Por Alexander Gómez
La palabra que más se repitió en el primer encuentro colectivo de la selección dominicana no fue estrategia ni alineación. Fue patria.
«Súper agradecido con Dios. Tuve la oportunidad de jugar en el primer Clásico 2006, ahora vengo una vez más como dirigente y tener esta oportunidad de dirigir este equipo dominicano, a tratar de una vez más describir esa historia como la hicieron en el 2013» expresó Albert Pujols.
Entre mensajes cargados de emoción, el dirigente Albert Pujols subrayó que el grupo camina “en una misma página”, unido por una identidad común y el amor al país, mientras el equipo inicia formalmente su preparación para el Clásico Mundial de Béisbol 2026.
Pujols, campeón como jugador y ahora líder desde el dugout, describió un clubhouse suelto y motivado, con estrellas que “brillan por luz propia”, pero comprometidas con un objetivo colectivo.
“Esto lo hacemos por nuestro pueblo”, dijo, al tiempo que destacó el valor simbólico de jugar exhibiciones en casa y sentir de cerca el respaldo de la fanaticada.
En el plano administrativo, el gerente general Nelson Cruz confirmó un movimiento en el roster:
Joan Rojas no formará parte del equipo por asuntos personales y será sustituido por Union Lake, a quien definió como un jugador probado, consistente y con la pasión que identifica al grupo.
“Es un ‘gamer’, de alto valor”, apuntó Cruz, resaltando su experiencia y rol específico dentro del plan.
Pujols, que disputó el Clásico inaugural de 2006, comparó aquella vivencia con el reto actual. Aseguró que hoy no existen rivales débiles y que la ejecución —anotar temprano, defender y administrar los brazos— será clave en un torneo corto.
En esa línea, ambos coincidieron en que el bullpen vuelve a ser el eje del proyecto, tal como ocurrió en la histórica corona invicta de 2013. “No hay egos ni puestos garantizados; usaremos la estrategia que el juego pida”, afirmó el manager.
El ambiente, coincidieron, marca la diferencia.

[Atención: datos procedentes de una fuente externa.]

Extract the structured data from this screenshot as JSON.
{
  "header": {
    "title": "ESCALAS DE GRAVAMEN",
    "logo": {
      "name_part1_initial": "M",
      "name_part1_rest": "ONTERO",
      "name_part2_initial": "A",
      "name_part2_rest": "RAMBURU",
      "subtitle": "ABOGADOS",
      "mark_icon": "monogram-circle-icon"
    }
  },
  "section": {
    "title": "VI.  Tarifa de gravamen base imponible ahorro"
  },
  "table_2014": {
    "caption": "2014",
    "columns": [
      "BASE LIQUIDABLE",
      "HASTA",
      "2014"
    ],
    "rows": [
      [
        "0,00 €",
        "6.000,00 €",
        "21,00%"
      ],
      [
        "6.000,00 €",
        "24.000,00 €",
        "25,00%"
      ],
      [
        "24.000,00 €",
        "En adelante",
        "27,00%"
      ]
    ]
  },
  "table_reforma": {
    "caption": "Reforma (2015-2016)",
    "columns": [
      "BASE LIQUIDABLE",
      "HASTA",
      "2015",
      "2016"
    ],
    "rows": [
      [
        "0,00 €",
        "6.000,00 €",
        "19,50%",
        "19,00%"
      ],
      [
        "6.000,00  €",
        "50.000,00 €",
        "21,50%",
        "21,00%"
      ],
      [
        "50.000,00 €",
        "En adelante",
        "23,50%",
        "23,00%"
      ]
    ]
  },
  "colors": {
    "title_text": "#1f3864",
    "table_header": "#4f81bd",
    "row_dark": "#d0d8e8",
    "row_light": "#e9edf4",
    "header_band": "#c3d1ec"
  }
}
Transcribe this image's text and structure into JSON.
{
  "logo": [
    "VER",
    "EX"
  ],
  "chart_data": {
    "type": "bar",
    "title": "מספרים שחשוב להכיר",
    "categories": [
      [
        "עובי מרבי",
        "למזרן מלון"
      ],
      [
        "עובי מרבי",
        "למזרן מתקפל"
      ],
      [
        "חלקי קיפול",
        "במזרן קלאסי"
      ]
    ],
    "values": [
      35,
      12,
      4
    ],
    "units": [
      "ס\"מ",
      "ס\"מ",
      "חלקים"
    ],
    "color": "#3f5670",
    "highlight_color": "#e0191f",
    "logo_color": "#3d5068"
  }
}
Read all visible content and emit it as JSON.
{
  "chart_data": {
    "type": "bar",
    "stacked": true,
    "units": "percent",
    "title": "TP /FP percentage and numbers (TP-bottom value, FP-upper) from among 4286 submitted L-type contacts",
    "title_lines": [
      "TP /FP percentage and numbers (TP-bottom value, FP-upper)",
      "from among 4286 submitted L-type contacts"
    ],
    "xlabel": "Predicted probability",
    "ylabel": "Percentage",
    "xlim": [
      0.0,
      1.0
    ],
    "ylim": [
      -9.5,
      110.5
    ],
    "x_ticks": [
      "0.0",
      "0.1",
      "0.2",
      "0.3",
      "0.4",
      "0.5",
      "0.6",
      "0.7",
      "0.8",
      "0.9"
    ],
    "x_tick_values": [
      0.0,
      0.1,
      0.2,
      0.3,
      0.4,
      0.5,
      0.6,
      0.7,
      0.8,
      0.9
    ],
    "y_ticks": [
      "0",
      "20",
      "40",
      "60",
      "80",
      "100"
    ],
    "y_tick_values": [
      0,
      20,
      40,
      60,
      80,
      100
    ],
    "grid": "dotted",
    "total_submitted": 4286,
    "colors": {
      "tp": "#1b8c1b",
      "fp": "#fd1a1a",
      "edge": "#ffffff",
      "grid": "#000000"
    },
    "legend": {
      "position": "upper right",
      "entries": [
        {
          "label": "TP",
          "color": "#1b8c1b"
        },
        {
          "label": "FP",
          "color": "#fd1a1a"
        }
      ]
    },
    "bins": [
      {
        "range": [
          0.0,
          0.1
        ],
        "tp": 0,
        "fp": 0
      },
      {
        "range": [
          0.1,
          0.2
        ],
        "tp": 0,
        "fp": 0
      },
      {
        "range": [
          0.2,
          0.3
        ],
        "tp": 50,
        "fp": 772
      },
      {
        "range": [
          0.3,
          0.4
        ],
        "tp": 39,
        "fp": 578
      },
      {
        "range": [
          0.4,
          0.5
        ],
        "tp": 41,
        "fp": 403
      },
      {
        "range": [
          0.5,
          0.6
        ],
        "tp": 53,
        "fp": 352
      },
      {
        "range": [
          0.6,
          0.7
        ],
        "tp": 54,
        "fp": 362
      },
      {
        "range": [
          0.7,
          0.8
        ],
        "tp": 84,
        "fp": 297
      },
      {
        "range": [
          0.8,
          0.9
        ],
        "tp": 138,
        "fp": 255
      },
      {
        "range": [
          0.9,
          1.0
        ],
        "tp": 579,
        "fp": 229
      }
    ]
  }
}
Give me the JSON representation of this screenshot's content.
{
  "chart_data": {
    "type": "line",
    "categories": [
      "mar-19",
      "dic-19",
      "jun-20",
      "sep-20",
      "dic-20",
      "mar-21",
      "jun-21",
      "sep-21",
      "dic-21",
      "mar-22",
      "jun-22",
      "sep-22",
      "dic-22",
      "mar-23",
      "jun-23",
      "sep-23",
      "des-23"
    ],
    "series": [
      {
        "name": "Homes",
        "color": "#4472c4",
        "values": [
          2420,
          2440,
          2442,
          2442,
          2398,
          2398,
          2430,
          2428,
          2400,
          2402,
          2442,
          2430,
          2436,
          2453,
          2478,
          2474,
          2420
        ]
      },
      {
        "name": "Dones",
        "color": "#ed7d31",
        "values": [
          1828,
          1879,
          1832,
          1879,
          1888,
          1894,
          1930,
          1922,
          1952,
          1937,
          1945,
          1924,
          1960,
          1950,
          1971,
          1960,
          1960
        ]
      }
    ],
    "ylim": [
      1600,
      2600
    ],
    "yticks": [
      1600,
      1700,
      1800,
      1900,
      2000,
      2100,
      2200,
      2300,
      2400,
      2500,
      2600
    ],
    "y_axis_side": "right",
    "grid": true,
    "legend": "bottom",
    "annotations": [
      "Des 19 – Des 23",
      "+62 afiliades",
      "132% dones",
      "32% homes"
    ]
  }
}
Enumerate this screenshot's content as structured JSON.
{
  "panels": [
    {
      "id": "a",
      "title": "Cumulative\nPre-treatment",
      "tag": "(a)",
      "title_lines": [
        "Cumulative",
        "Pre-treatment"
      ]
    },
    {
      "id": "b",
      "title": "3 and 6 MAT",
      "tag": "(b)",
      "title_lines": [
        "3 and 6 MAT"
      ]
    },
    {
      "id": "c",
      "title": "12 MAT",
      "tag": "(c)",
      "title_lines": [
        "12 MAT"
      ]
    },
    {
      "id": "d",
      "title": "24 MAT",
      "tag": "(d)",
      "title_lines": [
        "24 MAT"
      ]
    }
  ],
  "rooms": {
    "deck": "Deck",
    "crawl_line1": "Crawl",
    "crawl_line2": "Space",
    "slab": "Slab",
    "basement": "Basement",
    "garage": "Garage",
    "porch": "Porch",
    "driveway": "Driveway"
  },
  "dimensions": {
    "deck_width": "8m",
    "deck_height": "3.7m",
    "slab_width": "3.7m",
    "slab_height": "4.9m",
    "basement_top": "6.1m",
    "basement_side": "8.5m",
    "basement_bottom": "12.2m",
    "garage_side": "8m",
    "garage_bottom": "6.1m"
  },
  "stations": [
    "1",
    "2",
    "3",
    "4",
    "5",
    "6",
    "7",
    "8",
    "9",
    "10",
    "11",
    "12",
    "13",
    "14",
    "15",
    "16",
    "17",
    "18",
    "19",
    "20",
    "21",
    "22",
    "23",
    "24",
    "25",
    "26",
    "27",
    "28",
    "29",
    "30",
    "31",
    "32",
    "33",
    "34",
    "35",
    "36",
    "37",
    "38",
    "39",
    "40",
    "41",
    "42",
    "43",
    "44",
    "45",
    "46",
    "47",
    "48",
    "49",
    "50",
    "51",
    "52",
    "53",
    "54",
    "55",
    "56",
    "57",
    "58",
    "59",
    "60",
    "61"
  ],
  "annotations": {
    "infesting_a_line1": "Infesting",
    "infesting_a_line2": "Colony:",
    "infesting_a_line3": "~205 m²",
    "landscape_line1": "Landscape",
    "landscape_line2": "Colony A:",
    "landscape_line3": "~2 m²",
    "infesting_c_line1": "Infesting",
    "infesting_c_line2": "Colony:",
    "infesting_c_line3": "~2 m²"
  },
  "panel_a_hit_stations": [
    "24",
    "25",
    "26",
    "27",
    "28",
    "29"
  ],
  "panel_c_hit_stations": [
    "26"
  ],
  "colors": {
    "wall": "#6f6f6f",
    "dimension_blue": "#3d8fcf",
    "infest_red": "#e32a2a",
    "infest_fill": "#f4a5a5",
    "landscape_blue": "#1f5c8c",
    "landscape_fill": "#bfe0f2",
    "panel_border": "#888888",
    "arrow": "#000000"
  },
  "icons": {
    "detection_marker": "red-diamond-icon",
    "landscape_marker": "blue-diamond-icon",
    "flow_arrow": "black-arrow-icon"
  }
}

La energía del regreso al Estadio Quisqueya Juan Marichal, el recuerdo de gestas pasadas y el liderazgo interno de figuras como Manny Machado, Juan Soto, Julio Rodríguez y Sandy Alcántara han ayudado a definir roles con claridad y a blindar la química del grupo.
«El simple hecho de venir a República Dominicana a jugar estos dos partidos pues les da un toque sumamente especial, han podido ver el amor, y lo que les han demostrado desde el aeropuerto, el recibimiento en el hotel, hoy en día aquí en las gradas, e incluso fuera antes de entrar al clubhouse, ha sido maravilloso ver el recibimiento de los fanáticos dominicanos»subrayó Nelson Cruz.
Para Pujols, dirigir a República Dominicana en casa es un sueño cumplido. Para el equipo, el mensaje es uno solo: dejar apellidos a un lado, elevar la bandera y empezar a escribir, desde ahora, el primer capítulo del camino hacia otra corona mundial.